Tayland'a gitmeden ön araştırma yapmıştım, malum ülke harika, bir dolu yer vardı görülecek. Önceden planlı olmadığımız için ülke içinde uçak kullanmayacaktık, Chiang Mai mi yoksa güney mi diyorduk, kararsızdık, orada karar veririz diyorduk, lakin Bangkok'taki son günümüze dek bir karar veremedik hani. Sanki 3-5 aylık tatile çıkmışız gibi bir kafa vardı hala, eski alışkanlıklar, hemen de havaya girivermiştim.

Bir sonraki sefere güzel Tayland'ın kuzeyini ve Kamboçya'yı kapsayan bir gezi yapılacaktı illaki. Neyse, bilet almak için gittiğimiz yerde bize, gideceğimiz yol üzerinde olan bir ulusal parktan bahsettiler, burası zaten gitmek istediğim bir yerdi. Demek yolumuzun üstünde idi. Harika, tamam oraya gidelim dedik, 2 gün yeterdi.

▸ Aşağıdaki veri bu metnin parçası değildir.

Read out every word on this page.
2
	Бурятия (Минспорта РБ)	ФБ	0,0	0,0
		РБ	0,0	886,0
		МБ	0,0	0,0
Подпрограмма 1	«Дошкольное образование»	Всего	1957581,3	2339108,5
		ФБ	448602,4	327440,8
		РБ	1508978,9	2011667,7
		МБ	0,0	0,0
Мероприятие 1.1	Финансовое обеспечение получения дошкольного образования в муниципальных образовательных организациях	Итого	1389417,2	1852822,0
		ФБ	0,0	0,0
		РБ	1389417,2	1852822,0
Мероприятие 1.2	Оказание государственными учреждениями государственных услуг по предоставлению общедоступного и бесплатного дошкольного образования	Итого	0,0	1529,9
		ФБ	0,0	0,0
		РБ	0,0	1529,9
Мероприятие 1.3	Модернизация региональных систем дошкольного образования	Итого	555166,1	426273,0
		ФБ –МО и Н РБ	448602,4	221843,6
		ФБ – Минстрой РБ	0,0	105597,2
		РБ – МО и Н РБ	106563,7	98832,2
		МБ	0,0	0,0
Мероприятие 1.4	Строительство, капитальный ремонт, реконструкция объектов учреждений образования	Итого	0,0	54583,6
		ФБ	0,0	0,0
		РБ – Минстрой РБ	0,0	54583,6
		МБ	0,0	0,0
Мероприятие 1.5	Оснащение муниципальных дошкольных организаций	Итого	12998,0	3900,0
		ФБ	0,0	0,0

Burası muhteşem doğaya sahip, çok eski bir yağmur ormanı. Hiç yağmur ormanında bulunmadığım ve hep görmek istediğim için baya ilgimi çekti açıkçası. Aslında Taylan'a gelen turistlerin farklı profilleri var: Maceracı doğa tutkunları, tur satın alan yuppiler, Phuket'e direkt uçakla gelip resort tatili yapan zenginler, adalarda partileyenler ve backpackerlar…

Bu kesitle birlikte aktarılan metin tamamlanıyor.